H: Yeah, that was when we were all broke, we left everything we knew, so, other than Andrew and Ryan, who are from LA, we spend a while mooching (laughs). We didn’t really know what to do, because it’s not like employment is up right now, so we had to find a way to make it work financially. How are we gonna eat, what are we gonna do, how are we gonna make rent – these were definitely questions on our mind. So Christian and I put all our money into this little backhouse on the river in LA, Sean moved into the barn there, and we just familied it up. And spent all our time just rehearsing, playing music again, and getting to know each other now that we’re like, “Oh shit this isn’t just like, us on the island anymore, we’re really gonna do this. In the real world, no less.”

I guess, going off of that, which qualities did you all see in each other that you were able to grasp upon and say “this is someone I could make music with,” and in a way be committed to – what was something you saw in each other that really confirmed it?

H: Sheer diversity of talent for me.

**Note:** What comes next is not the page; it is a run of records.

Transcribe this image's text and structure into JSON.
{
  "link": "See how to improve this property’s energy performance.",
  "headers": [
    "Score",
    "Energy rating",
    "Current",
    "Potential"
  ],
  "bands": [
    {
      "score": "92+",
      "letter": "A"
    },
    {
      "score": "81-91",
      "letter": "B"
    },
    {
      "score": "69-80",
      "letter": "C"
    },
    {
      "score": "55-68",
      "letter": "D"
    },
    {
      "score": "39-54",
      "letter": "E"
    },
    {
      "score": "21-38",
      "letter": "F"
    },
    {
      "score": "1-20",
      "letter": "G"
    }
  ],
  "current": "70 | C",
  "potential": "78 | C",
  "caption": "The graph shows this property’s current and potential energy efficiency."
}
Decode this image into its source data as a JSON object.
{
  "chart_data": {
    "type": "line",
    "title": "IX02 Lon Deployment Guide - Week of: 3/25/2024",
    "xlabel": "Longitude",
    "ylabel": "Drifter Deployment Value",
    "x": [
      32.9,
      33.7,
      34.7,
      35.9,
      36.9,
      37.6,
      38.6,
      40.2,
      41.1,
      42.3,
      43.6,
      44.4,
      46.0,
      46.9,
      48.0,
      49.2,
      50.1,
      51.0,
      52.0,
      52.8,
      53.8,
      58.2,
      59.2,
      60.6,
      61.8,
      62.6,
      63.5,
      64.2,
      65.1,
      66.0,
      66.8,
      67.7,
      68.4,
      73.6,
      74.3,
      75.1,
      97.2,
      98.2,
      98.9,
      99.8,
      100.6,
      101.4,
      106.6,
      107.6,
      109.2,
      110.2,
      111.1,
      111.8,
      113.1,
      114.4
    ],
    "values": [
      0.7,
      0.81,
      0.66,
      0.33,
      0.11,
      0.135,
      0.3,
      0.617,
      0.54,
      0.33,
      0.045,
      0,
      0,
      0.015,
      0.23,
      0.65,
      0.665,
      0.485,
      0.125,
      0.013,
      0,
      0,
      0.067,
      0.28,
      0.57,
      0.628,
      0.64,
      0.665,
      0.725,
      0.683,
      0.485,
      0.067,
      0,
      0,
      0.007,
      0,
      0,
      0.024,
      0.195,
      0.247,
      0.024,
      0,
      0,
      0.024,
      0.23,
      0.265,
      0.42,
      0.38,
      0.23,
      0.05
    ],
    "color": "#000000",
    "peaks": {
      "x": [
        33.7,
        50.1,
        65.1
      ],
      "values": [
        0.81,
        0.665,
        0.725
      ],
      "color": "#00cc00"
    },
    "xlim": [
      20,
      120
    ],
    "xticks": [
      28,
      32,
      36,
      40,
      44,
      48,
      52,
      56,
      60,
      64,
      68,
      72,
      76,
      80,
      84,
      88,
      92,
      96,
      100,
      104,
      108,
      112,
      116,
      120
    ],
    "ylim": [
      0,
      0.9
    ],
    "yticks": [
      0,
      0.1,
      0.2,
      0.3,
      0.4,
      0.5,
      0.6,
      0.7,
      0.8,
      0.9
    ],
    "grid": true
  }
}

I felt like in Greece I heard a lot of Sean’s songs that he’d written and felt really moved by them, they have such a journey to them. And Christian has such a completely different style, very subconscious and not really narrative. Ryan is such an incredible drummer, and Andrew is so technical, and we all just had this different stuff to offer, and I felt a real security in that.

S: Yeah. And apart from Hannah, who is a visual artist, we’d all been in bands before and this time it was just so refreshing. Being with these guys again, from the moment we met there seemed to be something just magical and faithful about the time we spent together on that beautiful island, which we don’t quite know how we got to, its such a dream really—

H: I know, it feels faded or something now. I feel like there are some of us in the band that sort of take it day to day, and kind of just make stuff without really figuring out what to do with it, and aren’t really very businessy, and then we just have these amazing managers that are all about that. Ryan, our producer and drummer gave us a sort of safety net by making us deadlines for when to record things, and there’s something in giving it an order that helps a lot.

Sean, what is an American word or phrase that you have picked up on and used the most?

S: It’s interesting because when I got back to London… the way I phrase certain things, I’ve picked up so many Americanisms that a lot of people say I’ve lost my London accent, and over here, it doesn’t sound at all like I have. In my area of west London, I can hear that I still sound English, but I’ve just picked up so many different things. But the one word or phrase that I’ve picked up—when we went over to the west coast with two members of our band that are from there—probably the word gnarly, which is a kind of surfer word you would definitely never hear anyone from West London saying.

H: I think he started out maybe using the word as a joke—

S: Yeah, I always pick up things that are kind of silly and make me laugh, and all of a sudden, I’m saying them! Sometimes when you’re in another country, you pronounce things the way they pronounce it, and it just makes your life easier, like the whole tomato/tomahtoe thing, now I say tomato—

H: And what about what you said for a while at shows, where you’d be like, “Hey we’re Grouplove, we’re from Las Angeleez!”, and people would be like, “Where is that?” “What part of England is Las Angeleez?!”

S: Yeah totally, it just makes life easier.

Gnarly. Well, I just have one more question for you guys: what is the forseeable future of Grouplove and what are y’all looking forward to the most?

S: Just keep doing what we’re so lucky to be doing right now, keep playing and—

H: Touring. I think the forseeable future for the band is just touring for awhile, but it’s kind of unpredictable. I mean, just getting “Colours” on the radio, and what that’s done for our audience and how outside of LA now we actually have an audience in every city we go to, that was totally — I didn’t see that coming. (laughs)

(Sean agrees, laughs)

H: See, Sean and I are more the day-to-day ones, but I think that what’s to come is probably just touring, and hopefully just to keep putting on crazy, wild animal shows.

S: Get wilder and wilder. And keeping each other happy. And hopefully through that, we can keep the audience happy.